Functional information about the ESTs represented in the array was obtained by Blast2GO analysis using default parameters 29. Blast2GO uses Blast and an elaborated annotation algorithm to assign Gene Ontology (GO), Enzyme Code and InterPro functional labels to a set of uncharacterized sequences 27. The functional characterization of these clusters was done by applying the Functional Enrichment (FE) method included in Blast2GO which implements the Gossip algorithm. FE methods assess which functional categories are over-represented within a group of genes in relation to a broader list, in this case the whole kumquat array. Finally, the major induced transcriptional changes considered functional classes as a whole were studied with the PCA-maSigFun method 80. This method combines Principal Component Analysis and maSigPro to characterize the "expression profiles" associated with cellular functions. Sequence data from this work have been deposited in the NCBI Genbank database libraries (http://www.ncbi.nlm.nih.gov/GenBank/index.html), using the BankIt dbEST database, and accession numbers were obtained. [Genbank: GW687757to GW690680]. (See Additional File 11).

Kumquat leaves were infiltrated with Xcc (5 × 10⁸ cfu per milliliter), then total RNA was isolated from inoculated leaves 0,6,24,72, 120 hpi for both the microarray and the quantitative real-time PCR experiment as previously stated in the 'experimental plan'.

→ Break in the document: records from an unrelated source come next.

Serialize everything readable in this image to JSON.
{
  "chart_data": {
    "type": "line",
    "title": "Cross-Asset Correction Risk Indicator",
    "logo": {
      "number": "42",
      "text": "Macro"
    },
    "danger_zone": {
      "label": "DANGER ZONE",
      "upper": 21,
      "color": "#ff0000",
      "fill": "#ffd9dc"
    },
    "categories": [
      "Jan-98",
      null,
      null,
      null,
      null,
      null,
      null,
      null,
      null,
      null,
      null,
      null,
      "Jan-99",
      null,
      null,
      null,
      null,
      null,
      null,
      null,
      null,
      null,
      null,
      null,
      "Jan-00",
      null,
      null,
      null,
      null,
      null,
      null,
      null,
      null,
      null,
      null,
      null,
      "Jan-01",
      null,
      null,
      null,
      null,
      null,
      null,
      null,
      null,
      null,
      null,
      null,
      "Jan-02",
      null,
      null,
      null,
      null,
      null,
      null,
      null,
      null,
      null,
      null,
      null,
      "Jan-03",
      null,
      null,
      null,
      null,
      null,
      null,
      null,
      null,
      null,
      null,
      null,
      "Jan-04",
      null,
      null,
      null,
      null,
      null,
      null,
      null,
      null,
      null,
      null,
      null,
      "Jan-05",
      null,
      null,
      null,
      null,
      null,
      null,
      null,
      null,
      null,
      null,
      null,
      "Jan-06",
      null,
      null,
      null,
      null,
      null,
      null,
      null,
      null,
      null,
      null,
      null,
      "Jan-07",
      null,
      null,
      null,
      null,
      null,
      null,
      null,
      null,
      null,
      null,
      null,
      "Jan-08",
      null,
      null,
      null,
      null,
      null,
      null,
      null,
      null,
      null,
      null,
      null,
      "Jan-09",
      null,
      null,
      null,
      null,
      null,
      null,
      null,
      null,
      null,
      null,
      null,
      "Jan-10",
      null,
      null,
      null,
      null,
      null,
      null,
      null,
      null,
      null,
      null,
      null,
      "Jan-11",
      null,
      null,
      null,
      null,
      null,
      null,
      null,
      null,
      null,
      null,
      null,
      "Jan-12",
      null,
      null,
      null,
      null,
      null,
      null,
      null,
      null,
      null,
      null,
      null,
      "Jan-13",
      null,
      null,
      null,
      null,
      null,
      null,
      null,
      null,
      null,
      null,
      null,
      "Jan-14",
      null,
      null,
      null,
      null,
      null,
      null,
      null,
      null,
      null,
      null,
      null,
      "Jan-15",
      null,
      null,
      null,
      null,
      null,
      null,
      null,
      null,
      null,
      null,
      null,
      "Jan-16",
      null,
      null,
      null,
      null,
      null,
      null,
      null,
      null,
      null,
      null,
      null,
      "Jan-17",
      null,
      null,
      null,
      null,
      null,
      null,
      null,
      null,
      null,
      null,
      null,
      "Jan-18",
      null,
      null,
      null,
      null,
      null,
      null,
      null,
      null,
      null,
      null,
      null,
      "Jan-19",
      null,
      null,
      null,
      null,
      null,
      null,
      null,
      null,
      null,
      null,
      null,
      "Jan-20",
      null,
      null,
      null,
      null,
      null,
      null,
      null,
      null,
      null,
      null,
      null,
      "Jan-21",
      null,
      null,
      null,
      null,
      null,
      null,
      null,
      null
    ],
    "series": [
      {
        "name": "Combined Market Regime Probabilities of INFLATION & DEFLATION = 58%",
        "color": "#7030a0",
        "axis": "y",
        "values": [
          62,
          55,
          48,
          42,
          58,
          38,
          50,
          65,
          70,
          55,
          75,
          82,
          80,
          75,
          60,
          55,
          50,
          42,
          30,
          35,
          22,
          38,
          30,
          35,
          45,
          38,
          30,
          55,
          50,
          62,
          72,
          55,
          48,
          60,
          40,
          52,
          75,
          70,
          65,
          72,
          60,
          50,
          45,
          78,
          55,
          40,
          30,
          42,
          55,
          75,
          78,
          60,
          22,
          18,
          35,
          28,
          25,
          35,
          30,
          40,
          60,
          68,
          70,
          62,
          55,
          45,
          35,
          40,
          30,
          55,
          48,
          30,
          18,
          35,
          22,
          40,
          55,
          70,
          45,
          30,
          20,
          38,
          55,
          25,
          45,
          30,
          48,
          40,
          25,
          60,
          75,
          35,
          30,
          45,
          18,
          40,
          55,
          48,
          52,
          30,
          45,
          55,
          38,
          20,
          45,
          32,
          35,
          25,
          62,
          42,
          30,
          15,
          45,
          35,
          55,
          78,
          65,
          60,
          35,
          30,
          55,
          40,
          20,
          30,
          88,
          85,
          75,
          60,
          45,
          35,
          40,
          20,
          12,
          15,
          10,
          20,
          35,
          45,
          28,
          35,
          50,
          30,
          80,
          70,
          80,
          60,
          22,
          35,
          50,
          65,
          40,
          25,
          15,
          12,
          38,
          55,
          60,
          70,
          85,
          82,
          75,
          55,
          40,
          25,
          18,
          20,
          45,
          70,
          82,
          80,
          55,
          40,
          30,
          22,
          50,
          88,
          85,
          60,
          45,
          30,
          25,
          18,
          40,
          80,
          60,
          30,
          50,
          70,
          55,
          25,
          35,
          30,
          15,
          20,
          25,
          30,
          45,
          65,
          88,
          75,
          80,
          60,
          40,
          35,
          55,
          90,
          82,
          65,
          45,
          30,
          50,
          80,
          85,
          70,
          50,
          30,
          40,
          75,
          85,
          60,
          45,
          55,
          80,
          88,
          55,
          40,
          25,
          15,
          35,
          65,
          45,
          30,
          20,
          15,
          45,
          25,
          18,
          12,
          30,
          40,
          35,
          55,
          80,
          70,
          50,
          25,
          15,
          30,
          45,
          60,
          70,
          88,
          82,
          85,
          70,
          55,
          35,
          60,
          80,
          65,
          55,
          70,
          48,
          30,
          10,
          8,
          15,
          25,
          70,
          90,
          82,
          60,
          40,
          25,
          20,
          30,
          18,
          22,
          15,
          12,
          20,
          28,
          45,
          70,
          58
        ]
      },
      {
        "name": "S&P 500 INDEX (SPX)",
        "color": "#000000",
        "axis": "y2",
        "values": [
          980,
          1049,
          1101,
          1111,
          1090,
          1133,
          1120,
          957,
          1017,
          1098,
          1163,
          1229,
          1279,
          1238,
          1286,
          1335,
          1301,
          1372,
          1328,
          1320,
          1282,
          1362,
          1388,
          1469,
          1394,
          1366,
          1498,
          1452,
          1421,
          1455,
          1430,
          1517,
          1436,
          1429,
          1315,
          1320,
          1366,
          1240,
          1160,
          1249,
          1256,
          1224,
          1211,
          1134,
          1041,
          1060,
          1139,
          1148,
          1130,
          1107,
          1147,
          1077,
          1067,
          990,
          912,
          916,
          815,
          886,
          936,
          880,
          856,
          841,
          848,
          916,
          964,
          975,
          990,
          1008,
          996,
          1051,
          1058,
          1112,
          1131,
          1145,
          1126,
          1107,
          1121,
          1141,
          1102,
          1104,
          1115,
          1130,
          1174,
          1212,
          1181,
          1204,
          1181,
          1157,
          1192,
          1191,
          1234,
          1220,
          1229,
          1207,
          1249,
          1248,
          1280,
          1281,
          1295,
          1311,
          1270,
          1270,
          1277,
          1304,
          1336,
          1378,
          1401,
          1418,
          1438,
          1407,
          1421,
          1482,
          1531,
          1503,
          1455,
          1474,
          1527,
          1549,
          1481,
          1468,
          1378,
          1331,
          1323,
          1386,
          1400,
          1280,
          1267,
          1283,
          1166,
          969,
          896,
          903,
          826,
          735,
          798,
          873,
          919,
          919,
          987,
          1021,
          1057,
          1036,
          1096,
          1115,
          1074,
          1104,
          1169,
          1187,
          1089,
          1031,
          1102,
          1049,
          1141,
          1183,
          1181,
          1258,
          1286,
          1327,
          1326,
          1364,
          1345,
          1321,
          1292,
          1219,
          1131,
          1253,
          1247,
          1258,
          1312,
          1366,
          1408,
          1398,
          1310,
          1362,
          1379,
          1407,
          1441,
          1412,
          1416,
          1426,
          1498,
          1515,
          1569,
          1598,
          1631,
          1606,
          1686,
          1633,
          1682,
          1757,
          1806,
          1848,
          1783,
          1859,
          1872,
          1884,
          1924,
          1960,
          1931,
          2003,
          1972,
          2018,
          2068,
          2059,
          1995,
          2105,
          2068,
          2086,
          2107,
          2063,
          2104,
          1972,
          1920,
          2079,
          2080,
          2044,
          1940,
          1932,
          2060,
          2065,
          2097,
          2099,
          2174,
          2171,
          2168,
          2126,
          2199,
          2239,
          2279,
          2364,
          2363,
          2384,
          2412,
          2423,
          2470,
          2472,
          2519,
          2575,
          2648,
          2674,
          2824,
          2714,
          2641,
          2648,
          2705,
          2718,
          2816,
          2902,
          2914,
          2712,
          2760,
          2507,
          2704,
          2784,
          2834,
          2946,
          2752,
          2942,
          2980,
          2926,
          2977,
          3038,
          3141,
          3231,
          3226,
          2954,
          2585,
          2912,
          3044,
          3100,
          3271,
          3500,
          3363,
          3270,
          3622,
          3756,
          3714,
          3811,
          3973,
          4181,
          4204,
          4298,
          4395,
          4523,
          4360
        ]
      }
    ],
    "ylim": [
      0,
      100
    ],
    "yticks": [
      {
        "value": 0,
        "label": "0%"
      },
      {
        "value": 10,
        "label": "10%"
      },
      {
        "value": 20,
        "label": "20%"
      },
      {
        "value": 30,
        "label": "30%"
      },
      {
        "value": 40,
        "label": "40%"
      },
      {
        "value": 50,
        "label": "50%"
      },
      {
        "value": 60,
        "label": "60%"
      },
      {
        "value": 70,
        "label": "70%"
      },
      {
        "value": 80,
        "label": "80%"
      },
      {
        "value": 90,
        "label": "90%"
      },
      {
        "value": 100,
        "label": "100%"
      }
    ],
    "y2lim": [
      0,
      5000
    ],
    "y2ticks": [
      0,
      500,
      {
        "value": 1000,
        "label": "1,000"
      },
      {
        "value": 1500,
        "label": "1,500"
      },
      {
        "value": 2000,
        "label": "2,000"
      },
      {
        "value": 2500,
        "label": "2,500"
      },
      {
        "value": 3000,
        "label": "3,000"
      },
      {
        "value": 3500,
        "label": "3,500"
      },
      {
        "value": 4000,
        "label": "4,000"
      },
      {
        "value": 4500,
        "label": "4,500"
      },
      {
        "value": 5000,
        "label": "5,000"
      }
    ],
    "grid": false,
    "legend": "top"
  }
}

Total RNA was isolated separately for each respective time point using the TRIzol reagent (Invitrogen, Carlsbad,CA, U.S.A.) according to manufacturer's instructions. RNA samples were further purified using the RNeasy Plant Mini Kit (Qiagen, Valencia, CA) including DNaseI TURBO DNase (Ambion, Austin, TX, U.S.A.) treatment according to the manufacturer's instructions. RNA quality and quantity was then assessed using microspectrophotometry (Nanodrop Technologies, Inc., Wilmington, DE). cDNA was synthesized from 1 μg of total RNA using Applied Biosystems (High Capacity cDNA Reverse Transcription Kit PN 4368813, 4374966). A TaqMan gene expression assay was then used to validate the transcript accumulation levels of a specific subset of genes from the kumquat microarrays. Reactions were performed in the ABI Prism7900 HT sequence detector (Applied Biosystems, Foster City, CA, U.S.A.). Primers for qRT-PCR were designed using the Primer Express 3.0 software (Applied Biosystems), and data were normalized using a Taqman ribosomal RNA control, in addition to the kumquat 18S ribosomal gene that served as an internal control where each real-time PCR reaction was done in parallel with the 18S primers. For internal controls, a number of genes, for example actin showed inconsistencies. The 18s surprisingly showed coherency throughout the interaction, and this was noticed during the microarrays and was subsequently confirmed with the Realtime PCR (RT-qPCR) 18S expression curve. qRT-PCR was carried out at 50°C for 2 minutes, 95°C for 10 minutes, followed by 40 cycles at 95°C for 15 seconds and 60°C for 1 minute.